Dangerous politics

Written By Shikha Mukerjee | Updated:

The demand for a separate Gorkhaland is, however, not about lebensraum; it has to be juxtaposed against the issue of security.

In line with its commitment to chopping up the larger Indian states into bite-size pieces for reasons that range from respect for people with separate identities and recognition of their rights to administrative convenience, the BJP has nominated former external affairs minister Jaswant Singh to contest the Darjeeling seat in West Bengal.

By doing so, the BJP has packaged the dangerously fissiparous demand for a separate Gorkhaland as a demand with merit, legitimacy and right.

For the BJP it would appear that the price of a seat in the Marxist bastion of West Bengal would be, if won, a politically septic focus for the Communist Party of India Marxist (CPM). This would be a low cost initiative with little risk.

Given that the Gorkha Janamukti Morcha (GJM) was auctioning its support to whichever party agreed to advance its agenda of carving out a separate state of Gorkhaland in the three hill subdivisions of Darjeeling, Kurseong, Kalimpong and in the Dooars including Siliguri city, the BJP can claim its bid was successful and that it had negotiated a bargain. Officially the BJP has not committed itself via its manifesto to pitching for a separate Gorkhaland state.

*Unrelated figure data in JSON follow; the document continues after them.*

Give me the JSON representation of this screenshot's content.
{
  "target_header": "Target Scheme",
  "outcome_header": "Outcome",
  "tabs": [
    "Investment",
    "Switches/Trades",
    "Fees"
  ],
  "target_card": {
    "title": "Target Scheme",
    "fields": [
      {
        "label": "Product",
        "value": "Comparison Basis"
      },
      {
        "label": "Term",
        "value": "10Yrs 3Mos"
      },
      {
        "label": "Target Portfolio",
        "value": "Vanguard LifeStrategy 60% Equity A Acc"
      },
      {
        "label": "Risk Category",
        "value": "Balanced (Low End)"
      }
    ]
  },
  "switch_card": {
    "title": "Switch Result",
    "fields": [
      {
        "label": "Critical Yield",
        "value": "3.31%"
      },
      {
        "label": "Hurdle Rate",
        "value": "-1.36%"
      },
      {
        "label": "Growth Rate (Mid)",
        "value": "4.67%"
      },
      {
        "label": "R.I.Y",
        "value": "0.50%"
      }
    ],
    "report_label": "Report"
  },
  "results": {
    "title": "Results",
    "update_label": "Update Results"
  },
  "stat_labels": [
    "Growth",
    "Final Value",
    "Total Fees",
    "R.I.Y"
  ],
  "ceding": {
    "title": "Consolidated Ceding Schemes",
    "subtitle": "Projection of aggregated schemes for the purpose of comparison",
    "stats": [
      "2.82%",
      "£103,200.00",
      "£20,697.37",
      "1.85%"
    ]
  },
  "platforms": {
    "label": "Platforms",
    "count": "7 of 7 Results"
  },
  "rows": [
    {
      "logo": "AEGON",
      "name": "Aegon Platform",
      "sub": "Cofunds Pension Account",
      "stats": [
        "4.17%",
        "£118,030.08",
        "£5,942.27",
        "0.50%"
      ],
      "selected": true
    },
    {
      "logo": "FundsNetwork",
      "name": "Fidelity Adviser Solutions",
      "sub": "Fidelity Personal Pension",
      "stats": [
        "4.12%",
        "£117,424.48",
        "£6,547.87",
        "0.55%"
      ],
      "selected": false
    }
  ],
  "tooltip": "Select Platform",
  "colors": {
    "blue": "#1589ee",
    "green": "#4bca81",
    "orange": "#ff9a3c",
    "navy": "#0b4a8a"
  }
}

Its candidate, Jaswant Singh has, albeit wrapping the bitter message in meaningless reassurances. 

Encouraging ambitions of a separate Gorkhaland state, albeit technically within the framework of the Indian Constitution, may not seem to be dangerous. It could be dressed up to sound sympathetic to the quest for Gorkha identity and esteem that began with the movement launched by Subas Ghisingh’s Gorkha National Liberation Front. 

While the issue of whether the bid for a separate Gorkhaland is a simple demand of hill people for respect and identity can be discussed later, what does need to be fore-grounded is the link between the idea of a separate Gorkhaland and India’s security.

The tacit support to the bid for a separate Gorkhaland nails BJP’s blinkered, if not distorted vision, on how it would fulfil its campaign promises of meeting terrorism from across the border with a muscular capability to protect India and improve the security environment. Having declared that the rival Congress is weak and irresponsible about handling the threat to security posed by terrorism, it is bizarre to note that the BJP has taken a soft position on Gorkhaland.

There is no question that early Nepali settlers in the Darjeeling area deserve a separate identity to distinguish them from citizens of Nepal who later migrated to India in search of livelihood. That demand for a different identity was met through the Gorkha Hill Council accord that recognised Gorkhas as people who “belonged” to the hill areas of Darjeeling, distinct from the Nepalis who migrated there and to other corners of India in search of work.

The demand for a separate Gorkhaland is, however, not about lebensraum; it has to be juxtaposed against the issue of security, including defeating terrorism. The BJP ought to have known its geography of India rather better; the demand for Gorkhaland would jeopardise that slender land connection described as “Chicken’s Neck” between the rest of India and the Northeast of the country.

The area that GJM has claimed for Gorkhaland includes sensitive places like the Sukna forest where the 33 Corps of the Eastern Command is stationed, crucial for defending India’s borders in the Eastern Himalayas where China is a looming sometimes threatening presence. 

Any blockages within the Chicken’s Neck would snap the link between the rest of the country and Sikkim, it would hamper movement in and out of Bhutan towards which India has treaty obligations and it would isolate an area where according to Indian intelligence ISI, Le-T, HuJI terror networks have been operational. It may be pointed out that it is in India’s security interest to remain alert as there are strong suspicions of a connect between terror networks and insurgents in the Northeast and links between Maoists and insurgents as well.

In other words, the foothills of Darjeeling are not peaceful, quaint places for “tea” tourists. That Siliguri has been a staging post for ISI operatives, who have used it to move in and out of India via Nepal should have alerted the BJP to the risk of irresponsibly encouraging GJM.

That there have always been small and vocal groups raising a demand for “Greater Nepal” where connection via the now deposed monarchy would serve as adhesive is known to BJP.  To convert Darjeeling into an “innocent political fishing expedition” by lining up with the openly divisive Gorkha Janamukti Morcha is to refuse to acknowledge the rather more sinister and serious implications of promoting the idea of smaller states in a place where India’s borders are open to Nepal, China, Bangladesh and last but not least Bhutan through which terrorists, arms and information is trafficked.